Beggars can’t be choosers. What Dennis pays for his haircut would feed Charlene and the kids for close to a week. I must look ten years older than him. All those years in the sun put the lines in your face and the ache in your bones. He was eighteen when we graduated, I was only seventeen, now I’m the one that’s middle aged. He was tennis, I was football. Even in high school he was putting it to girls that looked like that secretary of his. Whereas me and Charlene went steady from sophomore year, got married two weeks after graduation. I guess I’ve been to a couple of topless bars, but I’ve never been with anybody else, not that way.
It was hard for me to call Dennis up. What it was, I got
the invitation for the class reunion, and they had addresses for other people in the class. Seemed like fate or something, him being right here in Austin and doing so good. I knew he’d remember me. Junior year a couple of guys on the team were waiting for him in the parking lot to hand him his ass, and I talked them out of it. That was over a girl too, now that I think about it.
Dennis said, “I got a case right now I could use some help with.” He slid a file over from the corner of the desk and opened it up. “It’s a rape case. You don’t have a problem with that, do you?”
“What do you mean?”
Dennis sat back, kind of studying me, playing with the gold band on his watch. “I mean my client is the defendant. The thing is—and I’m not saying it’s this way all the time or anything—but a lot of these cases aren’t what you’d think. You got an underage girl, or married maybe, gets caught with the wrong jockey in her saddle, she hollers ‘rape’ and some guy goes to the slammer for nothing. Nothing you and I haven’t ever done, anyway.”
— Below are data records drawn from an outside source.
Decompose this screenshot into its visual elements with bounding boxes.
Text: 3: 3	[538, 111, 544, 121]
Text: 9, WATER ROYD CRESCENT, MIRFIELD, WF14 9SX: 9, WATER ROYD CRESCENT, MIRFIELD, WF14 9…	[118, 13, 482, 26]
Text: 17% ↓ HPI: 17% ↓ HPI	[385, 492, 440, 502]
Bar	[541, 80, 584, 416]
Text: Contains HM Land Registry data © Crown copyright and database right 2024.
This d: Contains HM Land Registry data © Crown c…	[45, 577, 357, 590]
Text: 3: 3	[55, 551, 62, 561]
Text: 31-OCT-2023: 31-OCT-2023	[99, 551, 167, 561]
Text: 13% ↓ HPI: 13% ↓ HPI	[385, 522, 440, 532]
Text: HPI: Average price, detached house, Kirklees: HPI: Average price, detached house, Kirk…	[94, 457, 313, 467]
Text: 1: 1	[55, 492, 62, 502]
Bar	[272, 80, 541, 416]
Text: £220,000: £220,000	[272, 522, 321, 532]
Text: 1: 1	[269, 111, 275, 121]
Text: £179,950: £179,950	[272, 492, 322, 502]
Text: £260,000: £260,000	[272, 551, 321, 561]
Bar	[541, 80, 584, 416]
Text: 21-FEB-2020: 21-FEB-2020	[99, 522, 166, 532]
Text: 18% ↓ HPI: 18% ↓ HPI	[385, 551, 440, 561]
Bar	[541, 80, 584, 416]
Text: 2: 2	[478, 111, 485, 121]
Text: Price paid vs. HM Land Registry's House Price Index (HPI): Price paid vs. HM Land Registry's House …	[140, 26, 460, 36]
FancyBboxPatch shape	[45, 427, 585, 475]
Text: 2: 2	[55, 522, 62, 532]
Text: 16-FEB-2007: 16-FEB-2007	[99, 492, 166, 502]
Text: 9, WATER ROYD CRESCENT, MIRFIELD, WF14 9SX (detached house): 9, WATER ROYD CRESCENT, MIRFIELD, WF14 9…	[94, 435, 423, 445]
“So is this one of those cases?”
“It’s a little fishy. The girl is at UT, blonde, good family, the guy is the wrong color for Mom and Dad. Maybe she wanted a little rough fun and then got cold feet. The point is, the guy gets a fair trial, no matter what he did.” He took a form out of the file. “I’ll get you a xerox of this. All I want is for you to follow this broad around for a couple of days, just kind of check her out.”
“How do you mean?”
“Just get an idea of what kind of person she is. Is she some little ice princess, like she wants the DA to believe? Or is she showing her panties to anybody with a wallet and a dick?”
“Geez, Dennis, I really don’t know...”
“There’s nothing to it. This is absolutely standard procedure in a case like this. She knows she’s going to have people watching her, it’s just part of the legal bullshit game.” When I didn’t say anything he said, “It’s ten bucks an hour, time-and-a-half if you go over forty hours a week, which I don’t see this doing. We pay you cash, you’re responsible for your own taxes and like that, and if you forget to declare it, that’s your lookout. Hint hint. If this works out we can probably find some other things for you.”